Command history across multiple PuTTy sessions in SunOS 5.10

1

I have multiple PuTTy sessions open to my SunOS 5.10 server, and I am using ksh, and SOMETIMES the command history is shared among the different sessions and SOMETIMES it is not. I cannot figure out what determines whether it is or is not shared. By shared what I mean is that a command run in one session will be seen as previous command run in another session.

I prefer it not to be shared, is there a config setting for that?

amphibient

Posted 2012-09-21T15:33:20.633

Reputation: 1 613

Answers

2

Most Unix shells read old history from a file, once – when the shell is started – and when you close that shell, the history is written to the file again.

Usually the old contents are simply overwritten, so if you do something like...

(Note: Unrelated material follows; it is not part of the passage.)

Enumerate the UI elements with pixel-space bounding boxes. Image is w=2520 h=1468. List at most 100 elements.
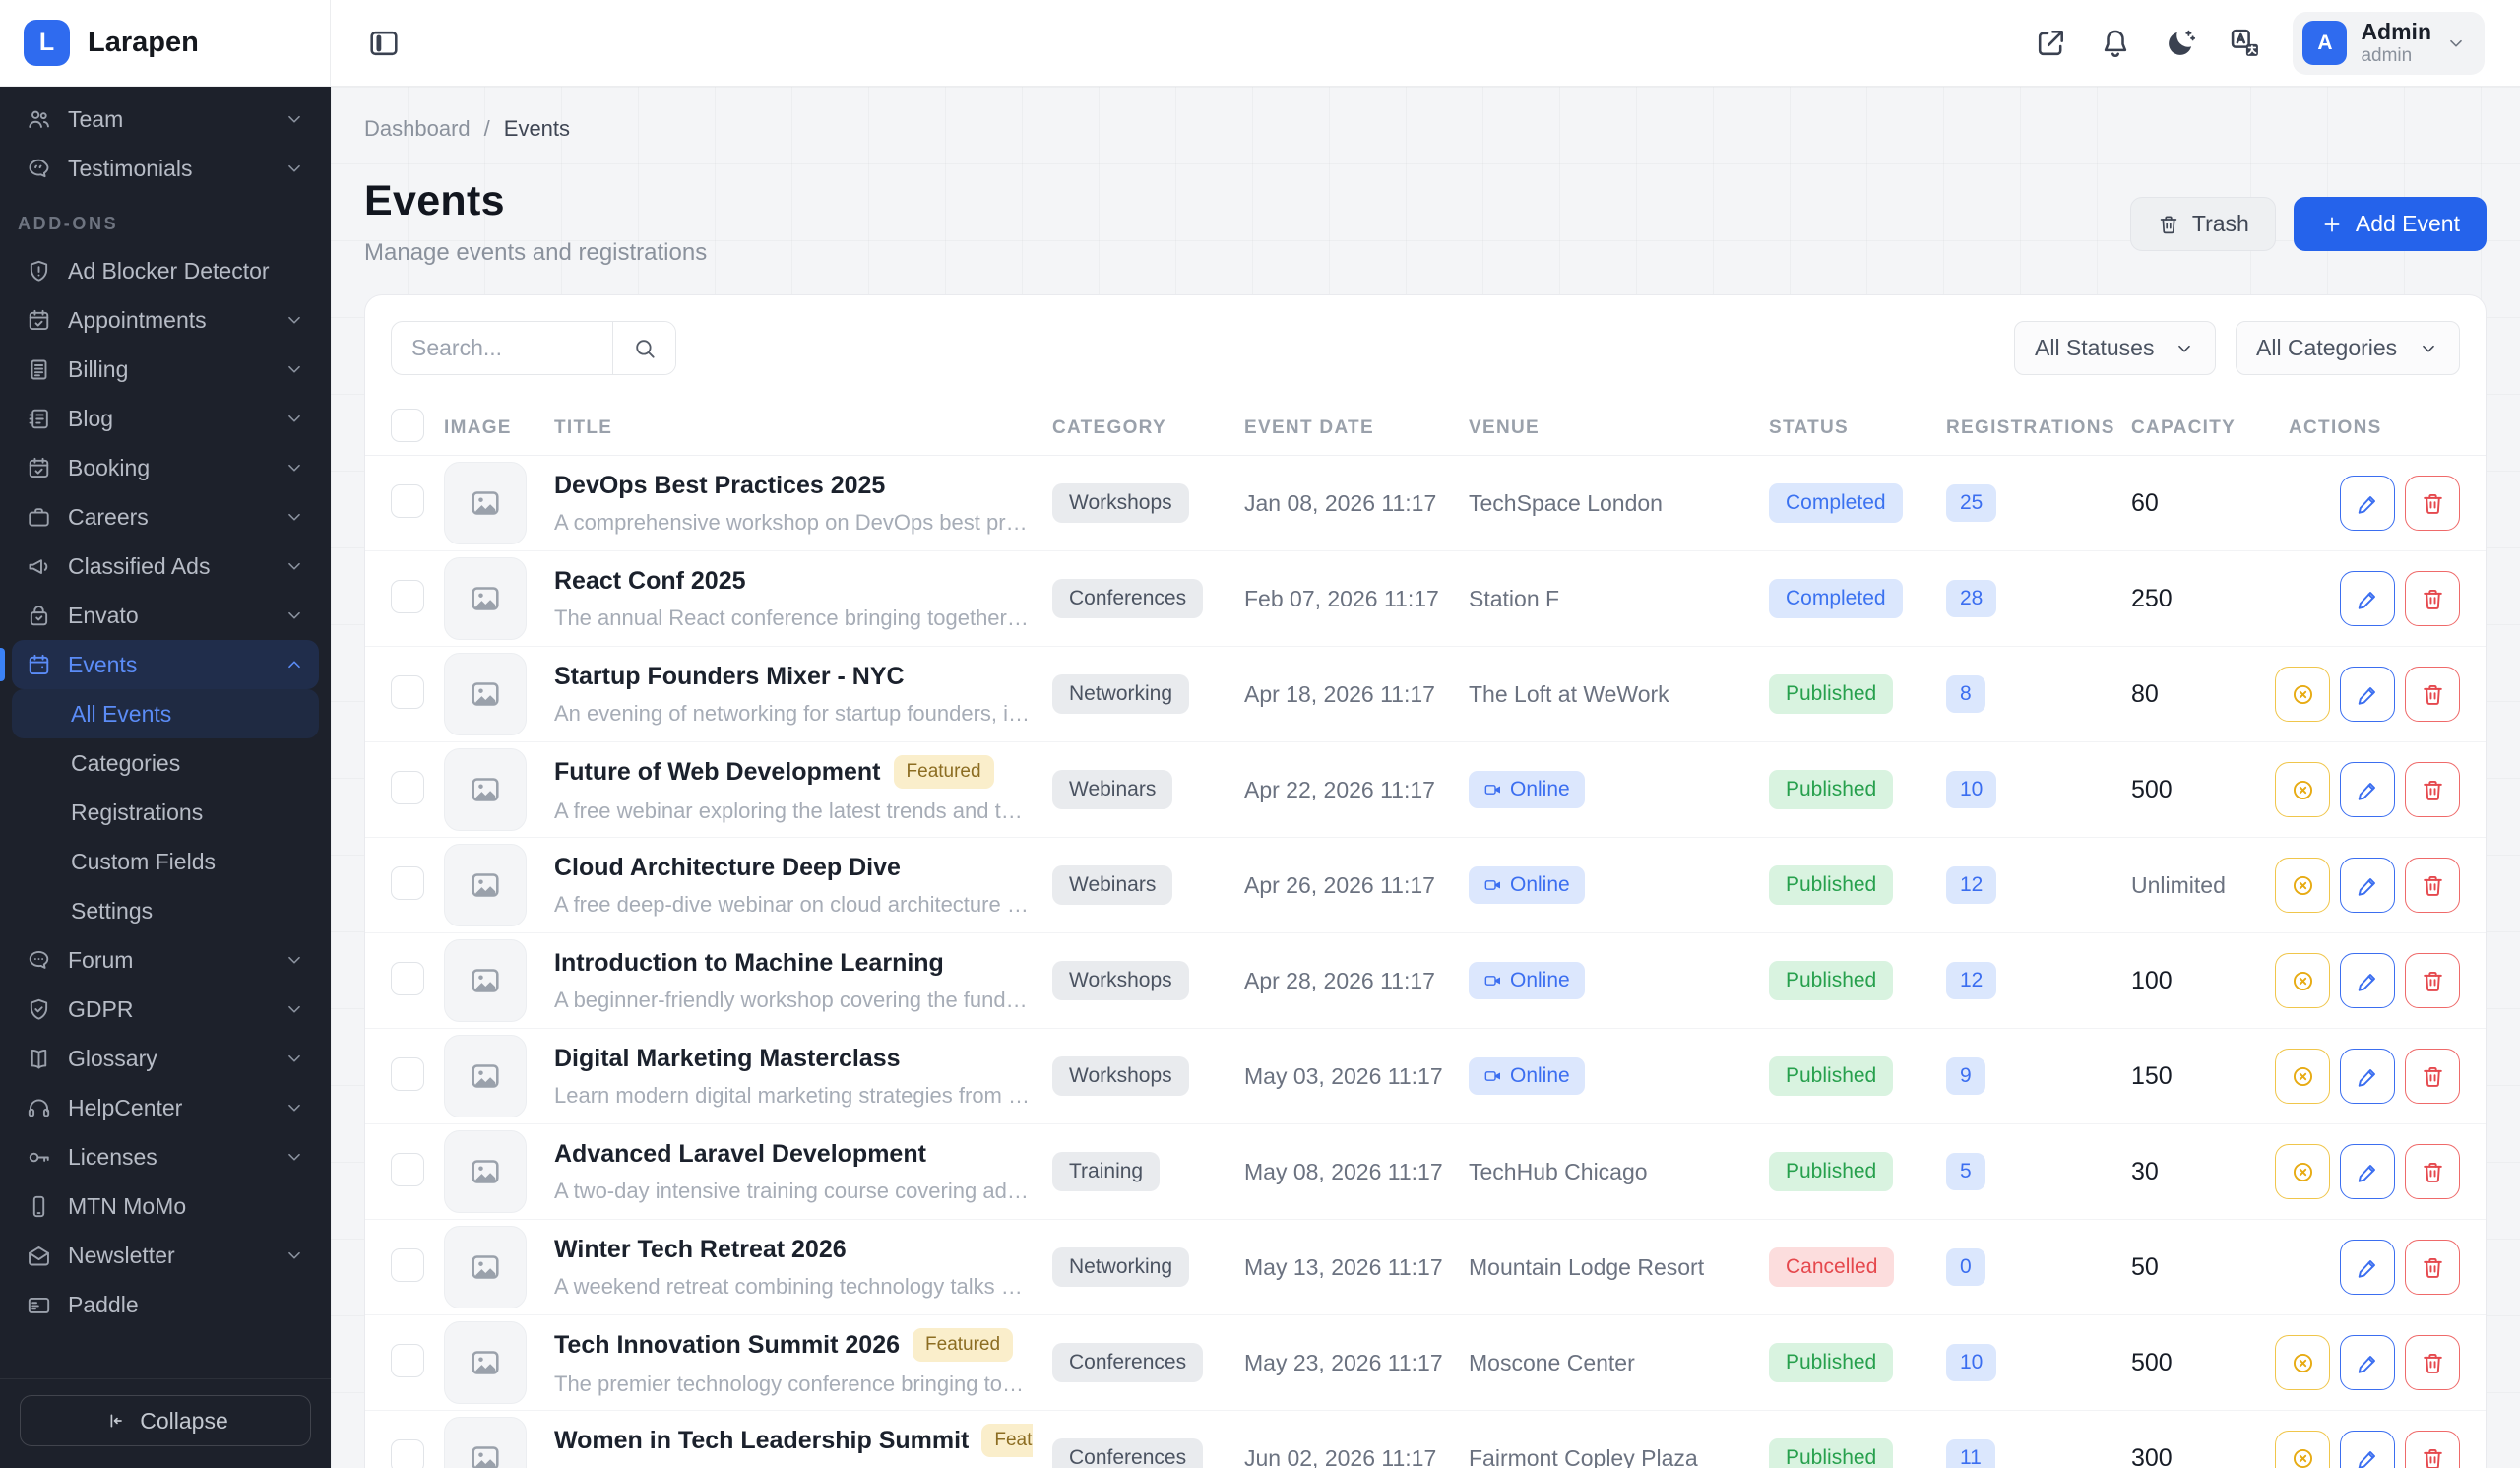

  1. login to sessions A and B
    • A and B read the same contents of ~/.history
  2. run command test in A
    • A adds test to its in-memory history
    • B doesn't know about the command
  3. logout from A
    • A overwrites ~/.history with its history, which has test
  4. login to session C
    • C reads contents of ~/.history, with test
  5. logout from B
    • B overwrites ~/.history with its history, which doesn't have test
  6. logout from C
    • C overwrites ~/.history with its history, which has test

then test will be saved to the history file after step #3, but step #5 will discard it, and step #6 will add it again...

Some shells have an "append history" option that avoids this (e.g. shopt -s histappend in Bash).

If you want to have completely separate histories, an easy way is to just symlink your history file to /dev/null.